Setelah bayi-bayi itu menjadi pemuda kekar, masing-masing membuang ayunan mereka ke laut. Satu ayunan tadampar di Desa Mansalean, di Tanjung Merah, bersebelahan dengan Tolo, tempat rombongan Mombawa Tumpe singgah dan mengganti daun pembungkus telur. Ayunan yang hanyut itu menjadi batu dan disebut batu palalan (batu ayunan/bue-bue). Tanjung Merah dipercaya masyarakat Mansalean sebagai keramat dan sering terjadi hal-hal mistis, misalnya perahu nelayan yang terbalik atau tenggelam ketika melewati tanjung Merah. Ada satu kejadian yang masih menjadi misteri oleh masyarakat Mansalean, yaitu seseorang tenggelam di depan tanjung merah dan jasadnya tidak ditemukan hingga kini.
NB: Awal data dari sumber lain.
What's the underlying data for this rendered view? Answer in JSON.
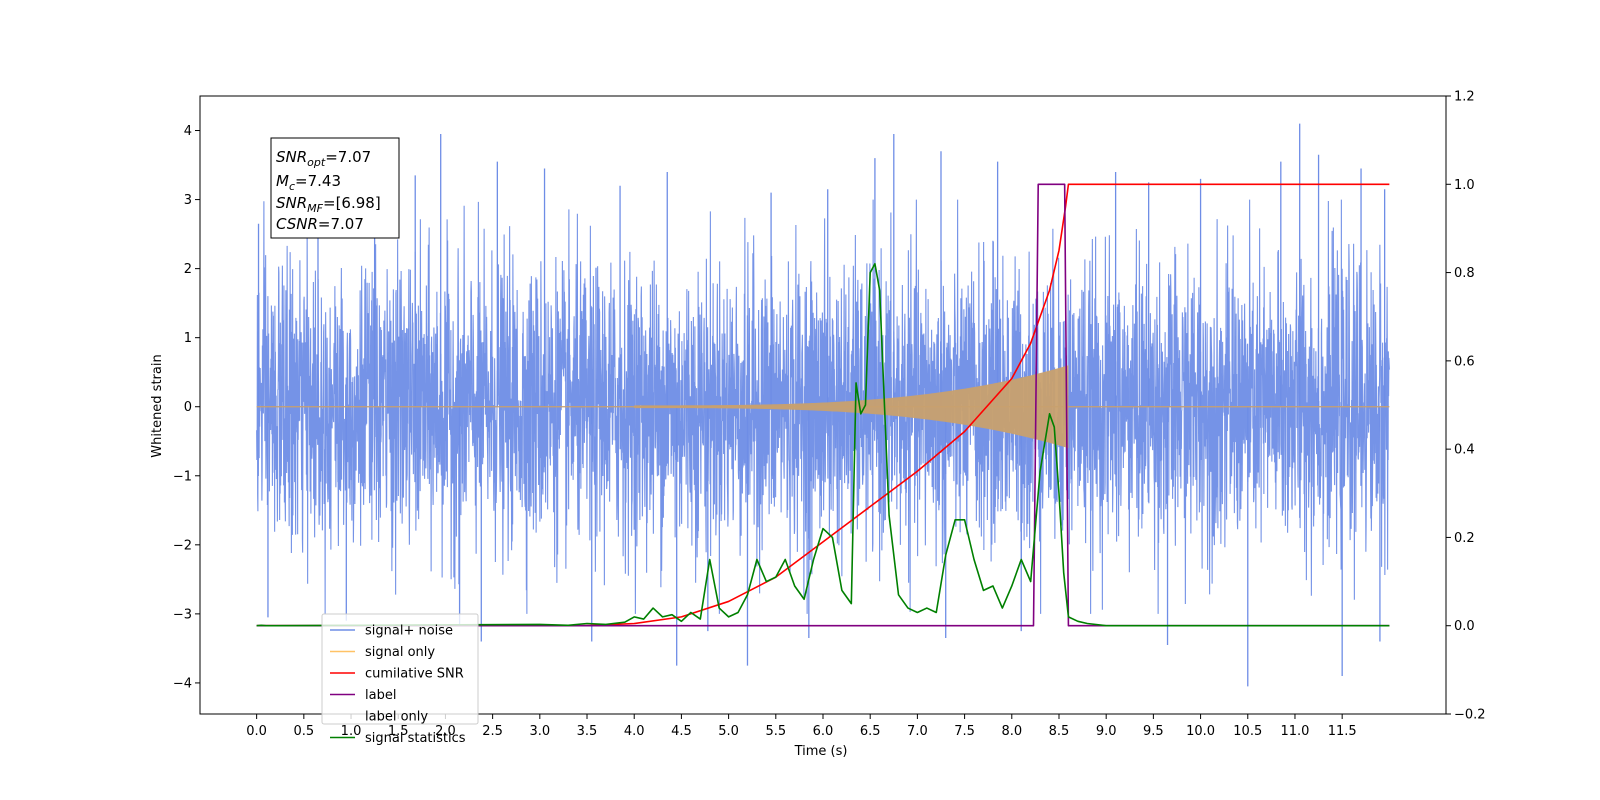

Sementara ayunan lain sampai di Tutulunan, depan SMK Perikanan, yang sudah berbentuk batu. Waktu dulu, para orangtua bayi yang ikut Abu kasim itu sudah menangis, ketika ayunan anak-anak mereka ditemukan di Totulunan. Di depan SMK Perikanan itu dengan pemandangan batu-batu Palalan, tidak ada boleh ada bangunan,karena menyangkut adat.
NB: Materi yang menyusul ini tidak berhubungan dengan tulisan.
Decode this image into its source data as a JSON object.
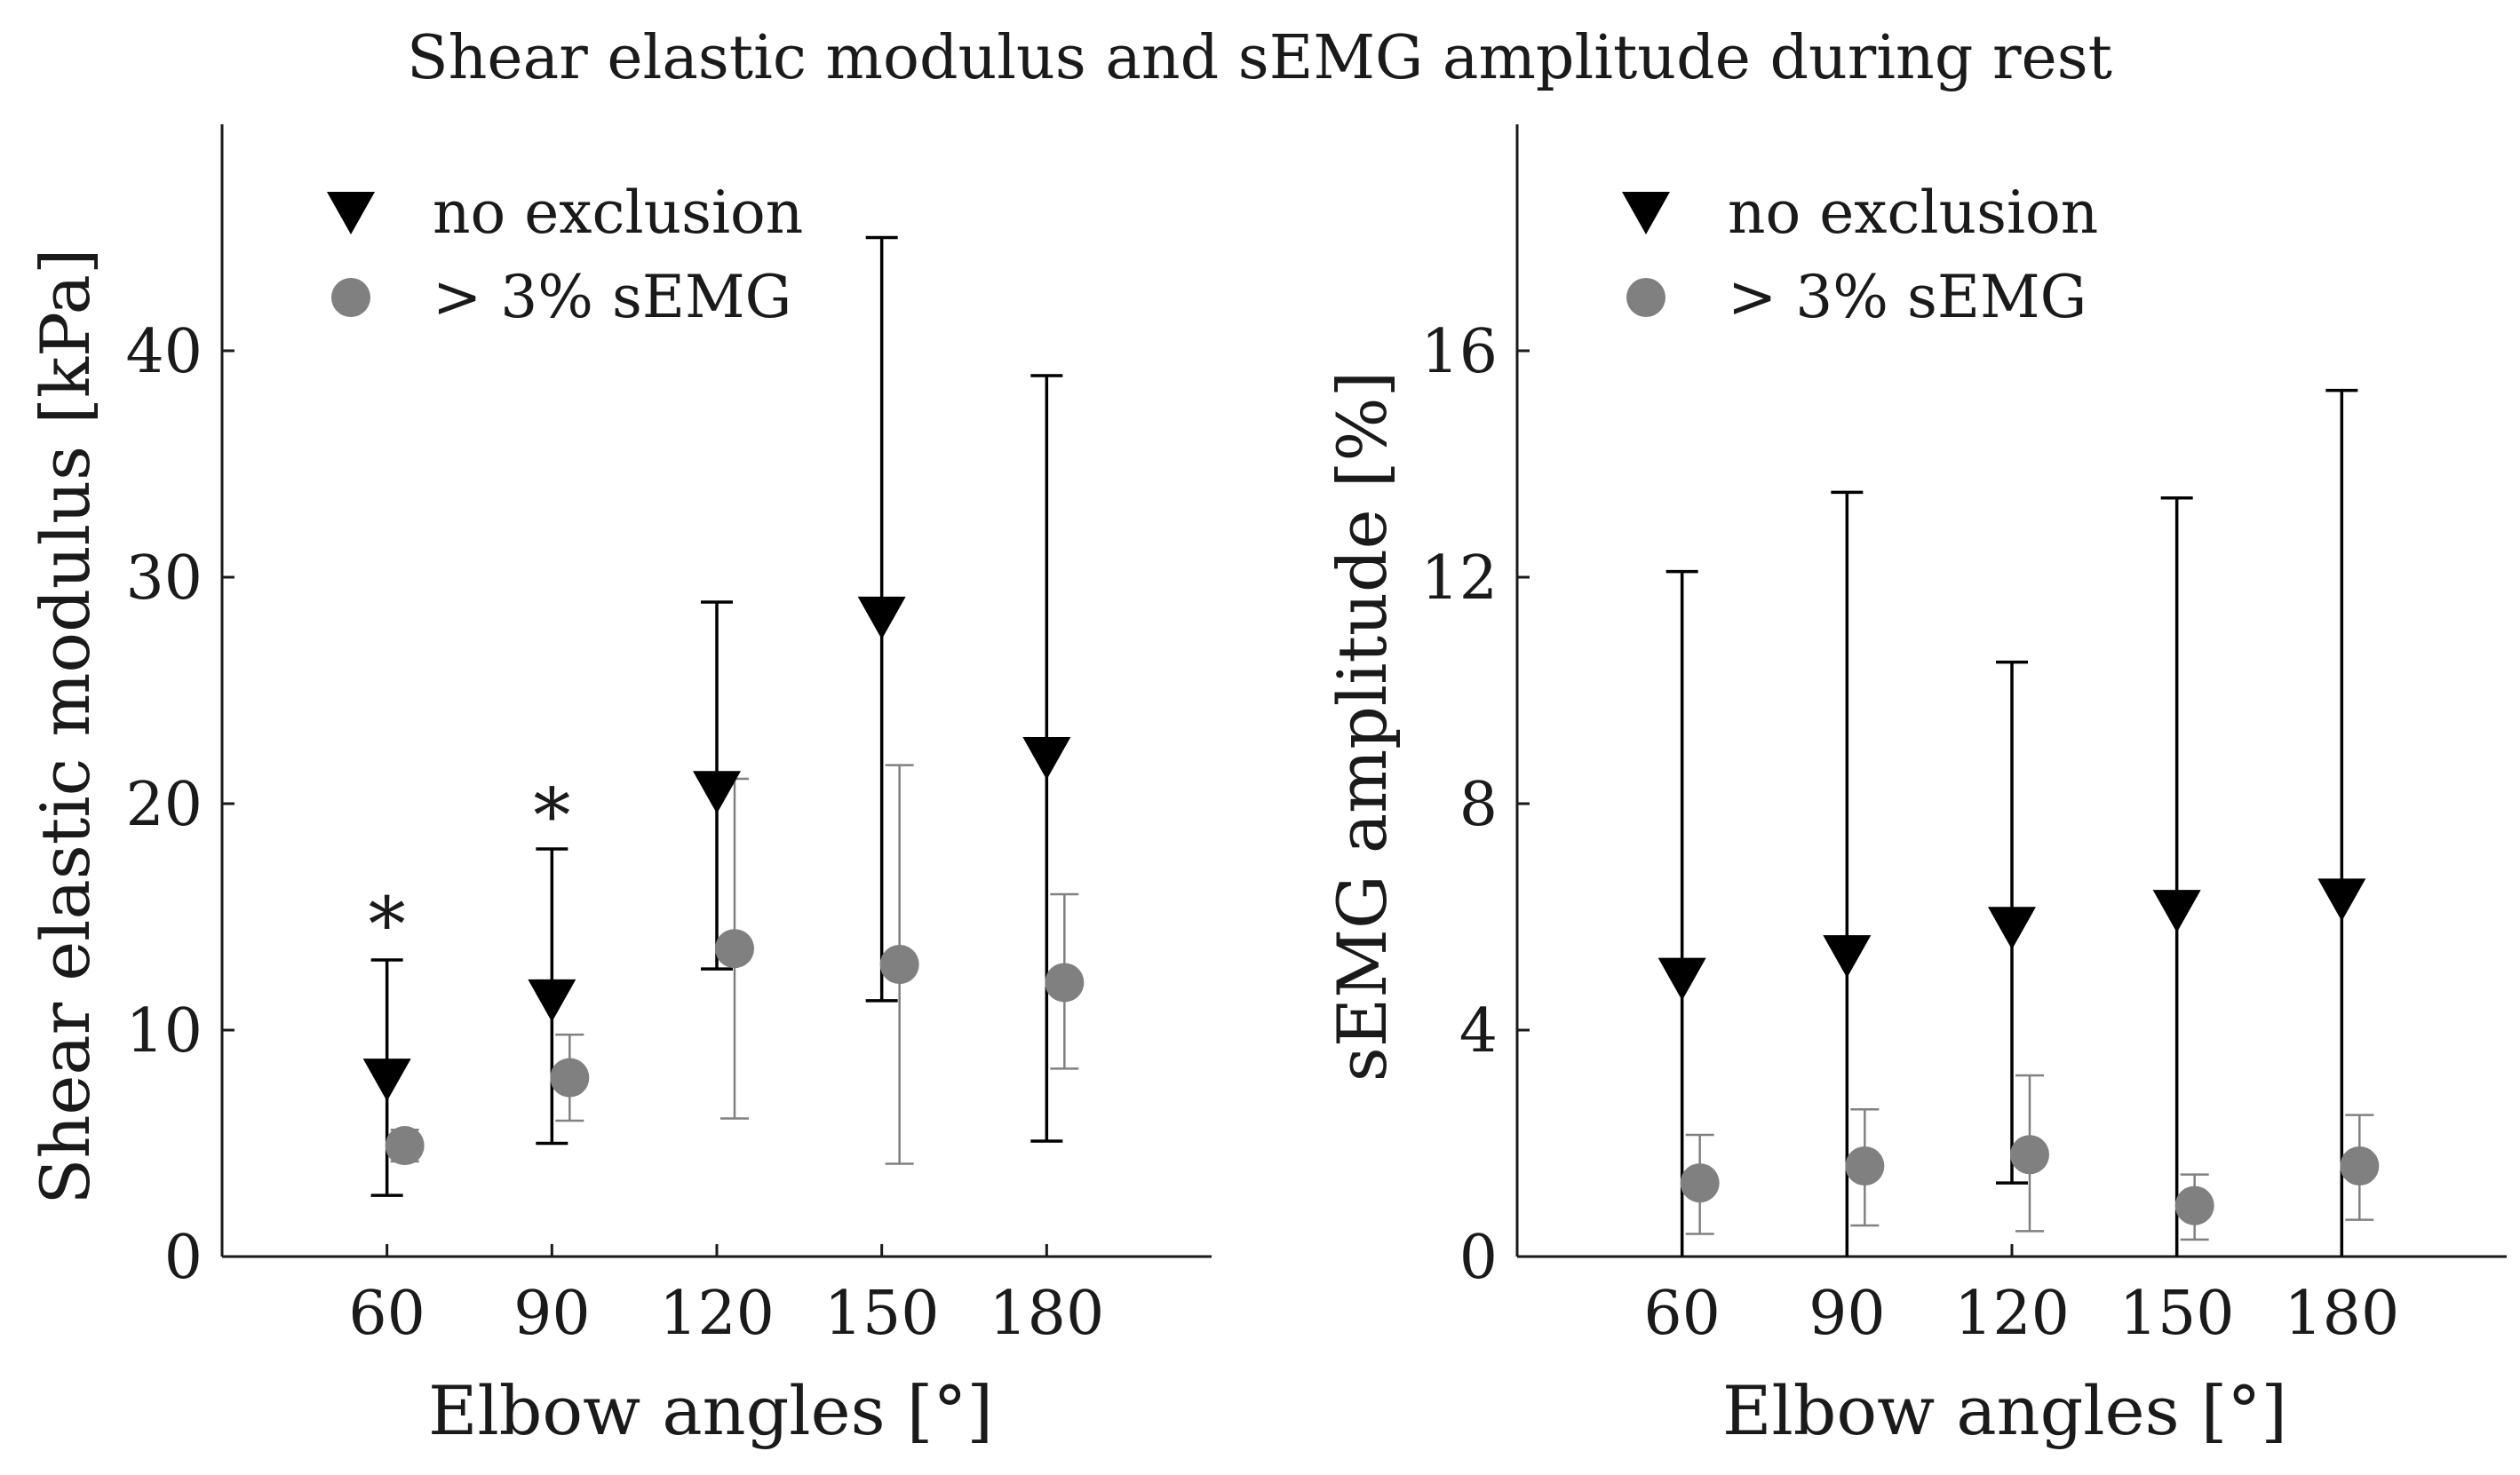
{
  "figure_title": "Shear elastic modulus and sEMG amplitude during rest",
  "colors": {
    "no_exclusion": "#000000",
    "sEMG_excluded": "#808080",
    "axis": "#1a1a1a"
  },
  "chart_data": [
    {
      "type": "scatter",
      "panel": "left",
      "xlabel": "Elbow angles [°]",
      "ylabel": "Shear elastic modulus [kPa]",
      "categories": [
        "60",
        "90",
        "120",
        "150",
        "180"
      ],
      "x_range": [
        30,
        210
      ],
      "yticks": [
        0,
        10,
        20,
        30,
        40
      ],
      "ylim": [
        0,
        50
      ],
      "legend": {
        "location": "top-left",
        "entries": [
          "no exclusion",
          "> 3% sEMG"
        ]
      },
      "annotations": [
        {
          "text": "*",
          "category": "60",
          "y": 15.5
        },
        {
          "text": "*",
          "category": "90",
          "y": 20.3
        }
      ],
      "series": [
        {
          "name": "no exclusion",
          "marker": "triangle-down",
          "color": "#000000",
          "values": [
            7.8,
            11.3,
            20.5,
            28.2,
            22.0
          ],
          "err_low": [
            2.7,
            5.0,
            12.7,
            11.3,
            5.1
          ],
          "err_high": [
            13.1,
            18.0,
            28.9,
            45.0,
            38.9
          ]
        },
        {
          "name": "> 3% sEMG",
          "marker": "circle",
          "color": "#808080",
          "values": [
            4.9,
            7.9,
            13.6,
            12.9,
            12.1
          ],
          "err_low": [
            4.2,
            6.0,
            6.1,
            4.1,
            8.3
          ],
          "err_high": [
            5.6,
            9.8,
            21.1,
            21.7,
            16.0
          ]
        }
      ]
    },
    {
      "type": "scatter",
      "panel": "right",
      "xlabel": "Elbow angles [°]",
      "ylabel": "sEMG amplitude [%]",
      "categories": [
        "60",
        "90",
        "120",
        "150",
        "180"
      ],
      "x_range": [
        30,
        210
      ],
      "yticks": [
        0,
        4,
        8,
        12,
        16
      ],
      "ylim": [
        0,
        20
      ],
      "legend": {
        "location": "top-left",
        "entries": [
          "no exclusion",
          "> 3% sEMG"
        ]
      },
      "annotations": [],
      "series": [
        {
          "name": "no exclusion",
          "marker": "triangle-down",
          "color": "#000000",
          "values": [
            4.9,
            5.3,
            5.8,
            6.1,
            6.3
          ],
          "err_low": [
            0,
            0,
            1.3,
            0,
            0
          ],
          "err_high": [
            12.1,
            13.5,
            10.5,
            13.4,
            15.3
          ]
        },
        {
          "name": "> 3% sEMG",
          "marker": "circle",
          "color": "#808080",
          "values": [
            1.3,
            1.6,
            1.8,
            0.9,
            1.6
          ],
          "err_low": [
            0.4,
            0.55,
            0.45,
            0.3,
            0.65
          ],
          "err_high": [
            2.15,
            2.6,
            3.2,
            1.45,
            2.5
          ]
        }
      ]
    }
  ]
}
Om Mat memperbaiki posisi duduknya yang bersebelahan dengan saya yang dipisahkan  meja berbahan plastik. Dia yang selalu ada pada acara-acara batomundoan (kekerajaan) melanjutkan ceritanya.
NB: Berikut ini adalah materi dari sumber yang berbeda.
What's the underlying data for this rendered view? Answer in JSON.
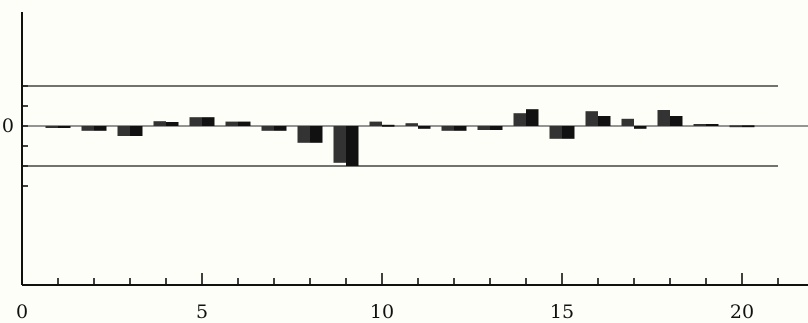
{
  "chart_data": {
    "type": "bar",
    "x_ticks": [
      "0",
      "5",
      "10",
      "15",
      "20"
    ],
    "y_ticks": [
      "0"
    ],
    "xlim": [
      0,
      21
    ],
    "ylim": [
      -1,
      1
    ],
    "reference_lines": [
      0.1,
      -0.1
    ],
    "series": [
      {
        "values": [
          -0.005,
          -0.012,
          -0.025,
          0.012,
          0.022,
          0.011,
          -0.012,
          -0.042,
          -0.092,
          0.011,
          0.007,
          -0.012,
          -0.01,
          0.032,
          -0.032,
          0.037,
          0.018,
          0.04,
          0.005,
          0.002
        ]
      },
      {
        "values": [
          -0.005,
          -0.012,
          -0.025,
          0.01,
          0.022,
          0.011,
          -0.012,
          -0.042,
          -0.1,
          0.003,
          -0.007,
          -0.012,
          -0.01,
          0.042,
          -0.032,
          0.025,
          -0.007,
          0.025,
          0.005,
          0.002
        ]
      }
    ],
    "colors": {
      "bar_dark": "#111111",
      "bar_light": "#333333",
      "axis": "#111111",
      "ref_line": "#444444",
      "background": "#fefef9"
    }
  }
}
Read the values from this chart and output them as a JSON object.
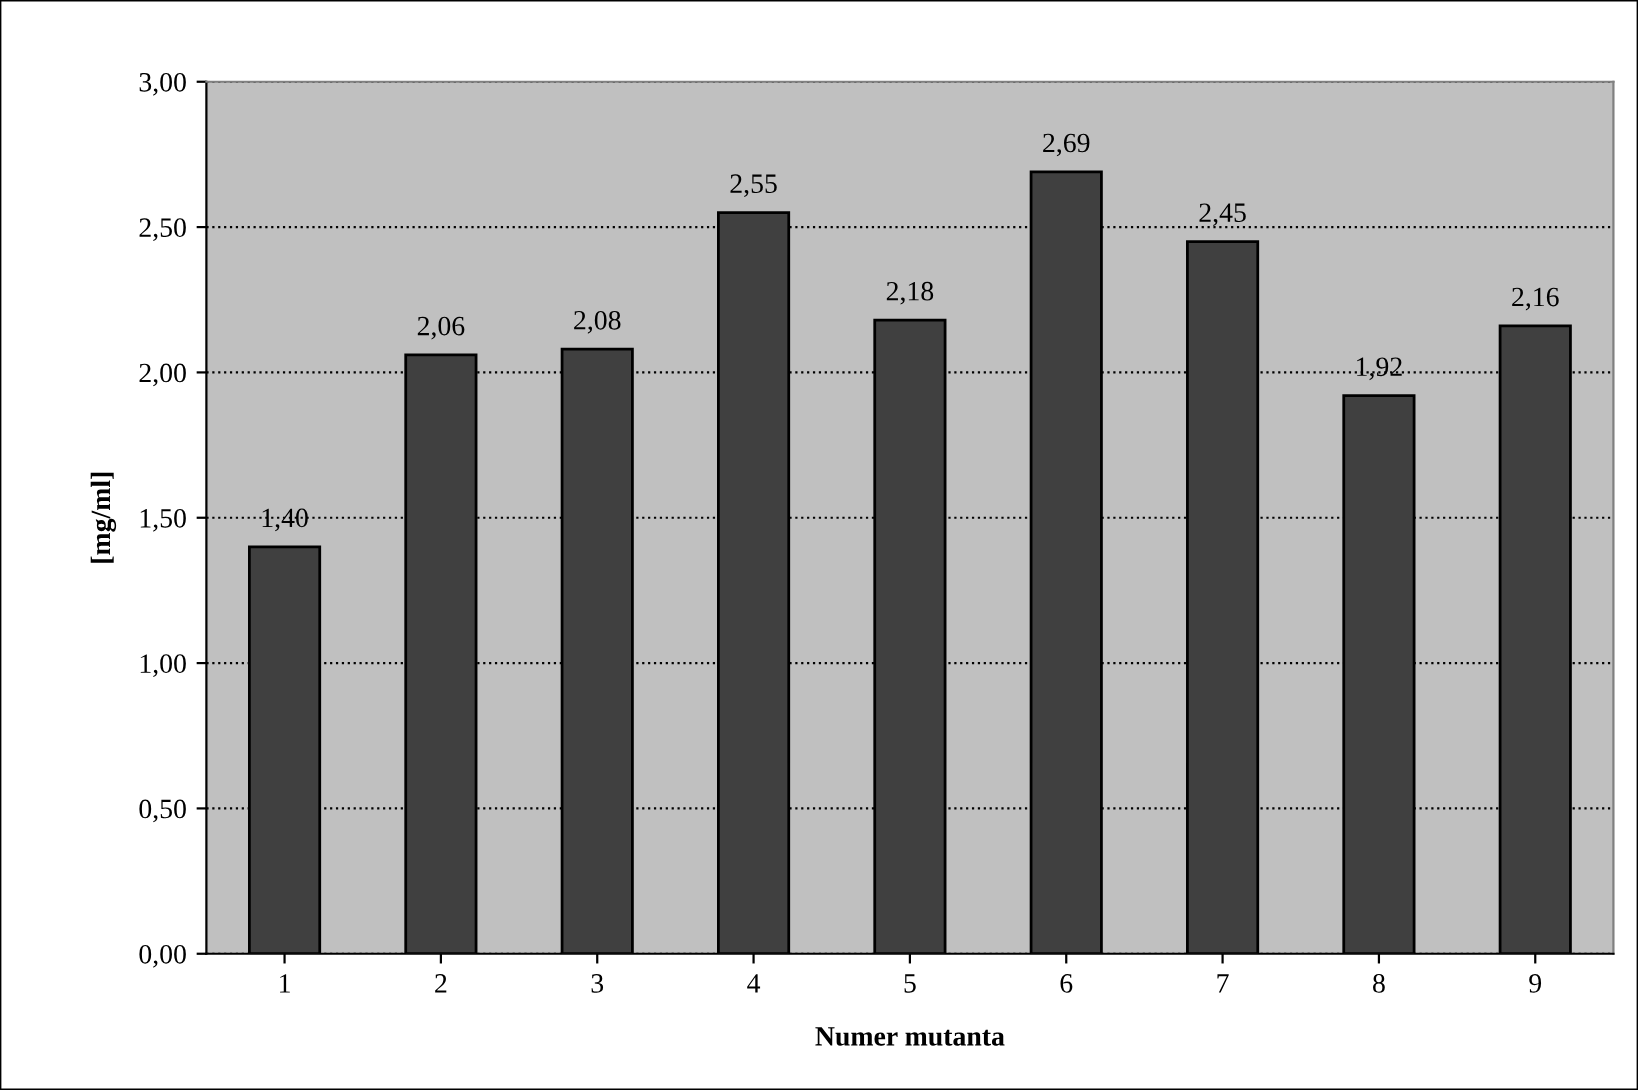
{
  "chart_data": {
    "type": "bar",
    "xlabel": "Numer mutanta",
    "ylabel": "[mg/ml]",
    "categories": [
      "1",
      "2",
      "3",
      "4",
      "5",
      "6",
      "7",
      "8",
      "9"
    ],
    "values": [
      1.4,
      2.06,
      2.08,
      2.55,
      2.18,
      2.69,
      2.45,
      1.92,
      2.16
    ],
    "value_labels": [
      "1,40",
      "2,06",
      "2,08",
      "2,55",
      "2,18",
      "2,69",
      "2,45",
      "1,92",
      "2,16"
    ],
    "color": "#404040",
    "ylim": [
      0,
      3
    ],
    "yticks": [
      {
        "value": 0,
        "label": "0,00"
      },
      {
        "value": 0.5,
        "label": "0,50"
      },
      {
        "value": 1,
        "label": "1,00"
      },
      {
        "value": 1.5,
        "label": "1,50"
      },
      {
        "value": 2,
        "label": "2,00"
      },
      {
        "value": 2.5,
        "label": "2,50"
      },
      {
        "value": 3,
        "label": "3,00"
      }
    ],
    "grid": "y",
    "line_style": "dotted"
  }
}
Berlayarlah Abu Kasim, sampai di pulau yang sekarang bernama Bokan Kepulauan, Abu Kasim mampir untuk berpamitan kepada saudarinya, Putri Bokan. Putri Bokan ini sesungguhnya memiliki nama, tapi Om Mat enggan menyebut nama putri itu. Di tanah merah yang orang-orang bilang gunung gundul, tempat si Putri tinggal, ia menitip oleh-oleh emas dari Jawa, yang langsung disanggupi Abu Kasim.